The Wall Street consensus is that consumer price inflation is likely to continue the downward trend of the last half of 2022.
On Thursday, the Labor Department will release the consumer price index for December. Analysts are hoping it will reinforce November’s positive trendline of receding inflation with a year-over-year number of 6.7% compared to 7.1% in November. Expectations are that the core rate excluding food and energy will be 5.6% annually, down from 6%.
With November’s consumer price inflation percentage already below where it was in January 2022, and roughly where it stood in December of 2021, a half-percentage point decline in the headline inflation metric would mean that inflation actually fell during calendar 2022—the clearest endorsement yet of the Fed’s campaign to crush inflation by crushing the economy.
That consumer price inflation has been heading south in recent months is undeniable, at both the headline figure and the “core” inflation gauge.
Certainly the Cleveland Federal Reserve’s inflation nowcast aligns with the consensus view that inflation is on the decline, with headline consumer price inflation projected to be 6.6%, and core inflation projected to print at 5.8%.

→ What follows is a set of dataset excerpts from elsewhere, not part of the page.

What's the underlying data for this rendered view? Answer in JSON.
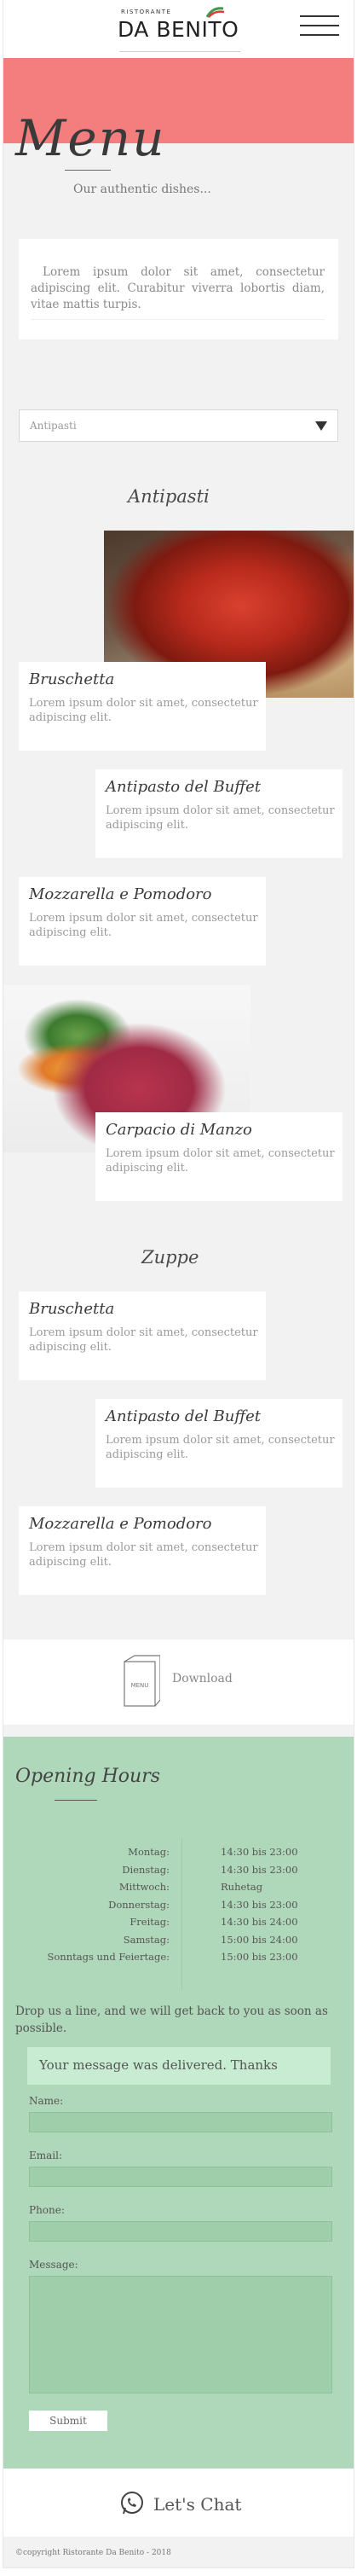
{
  "header": {
    "logo_small": "RISTORANTE",
    "logo_big": "DA BENITO"
  },
  "hero": {
    "title": "Menu",
    "subtitle": "Our authentic dishes..."
  },
  "intro": {
    "text": "Lorem ipsum dolor sit amet, consectetur adipiscing elit. Curabitur viverra lobortis diam, vitae mattis turpis."
  },
  "category_select": {
    "selected": "Antipasti"
  },
  "sections": {
    "antipasti": {
      "title": "Antipasti",
      "items": [
        {
          "name": "Bruschetta",
          "desc": "Lorem ipsum dolor sit amet, consectetur adipiscing elit."
        },
        {
          "name": "Antipasto del Buffet",
          "desc": "Lorem ipsum dolor sit amet, consectetur adipiscing elit."
        },
        {
          "name": "Mozzarella e Pomodoro",
          "desc": "Lorem ipsum dolor sit amet, consectetur adipiscing elit."
        },
        {
          "name": "Carpacio di Manzo",
          "desc": "Lorem ipsum dolor sit amet, consectetur adipiscing elit."
        }
      ]
    },
    "zuppe": {
      "title": "Zuppe",
      "items": [
        {
          "name": "Bruschetta",
          "desc": "Lorem ipsum dolor sit amet, consectetur adipiscing elit."
        },
        {
          "name": "Antipasto del Buffet",
          "desc": "Lorem ipsum dolor sit amet, consectetur adipiscing elit."
        },
        {
          "name": "Mozzarella e Pomodoro",
          "desc": "Lorem ipsum dolor sit amet, consectetur adipiscing elit."
        }
      ]
    }
  },
  "download": {
    "icon_label": "MENU",
    "label": "Download"
  },
  "opening_hours": {
    "title": "Opening Hours",
    "rows": [
      {
        "day": "Montag:",
        "time": "14:30 bis 23:00"
      },
      {
        "day": "Dienstag:",
        "time": "14:30 bis 23:00"
      },
      {
        "day": "Mittwoch:",
        "time": "Ruhetag"
      },
      {
        "day": "Donnerstag:",
        "time": "14:30 bis 23:00"
      },
      {
        "day": "Freitag:",
        "time": "14:30 bis 24:00"
      },
      {
        "day": "Samstag:",
        "time": "15:00 bis 24:00"
      },
      {
        "day": "Sonntags und Feiertage:",
        "time": "15:00 bis 23:00"
      }
    ]
  },
  "contact_form": {
    "intro": "Drop us a line, and we will get back to you as soon as possible.",
    "success": "Your message was delivered. Thanks",
    "name_label": "Name:",
    "email_label": "Email:",
    "phone_label": "Phone:",
    "message_label": "Message:",
    "submit_label": "Submit"
  },
  "chat": {
    "label": "Let's Chat"
  },
  "footer": {
    "copyright": "©copyright Ristorante Da Benito - 2018"
  },
  "colors": {
    "banner": "#f47d7d",
    "green_section": "#afd7b9",
    "success_bg": "#c7ecd1",
    "page_bg": "#f2f2f2"
  }
}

Somewhat counterintuitively, the decline in consumer price inflation has come as the economy has presumably grown significantly, posting a 3.2% growth rate in the third quarter of last year after having shrunk in both the first and second quarters.
For the fourth quarter, the Atlanta Federal Reserve’s GDPNow nowcast is projecting even more growth, printing at 4.1% as of Tuesday.
The prevailing economic wisdom holds that inflation tends to increase as GDP grows due to rising demand, and falls when GDP contracts, due to falling demand. Certainly that has been the case over the past two years.
With nominal GDP forecast to increase by even more than in third quarter 2022, one should expect to see inflation rising, with increased demand bumping up against constrained supply across the economy. Instead, Wall Street is expecting inflation to fall despite rising demand.
This view of inflation presumes that the economy is in fact growing, and that demand is therefore rising. As I detailed yesterday, despite last week’s optimistic (and phony) jobs report, there continue to be multiple signs the economy has been contracting, and that the US has been in a recession since before the start of 2022.
Additionally, despite the “official” GDP estimates for 2022, the roller coaster decline in shipping rates, as measured by the Baltic Dry Index (as well as its various subindices), is a potent argument for declining demand in 2022, which should definitely explain the drop in headline inflation.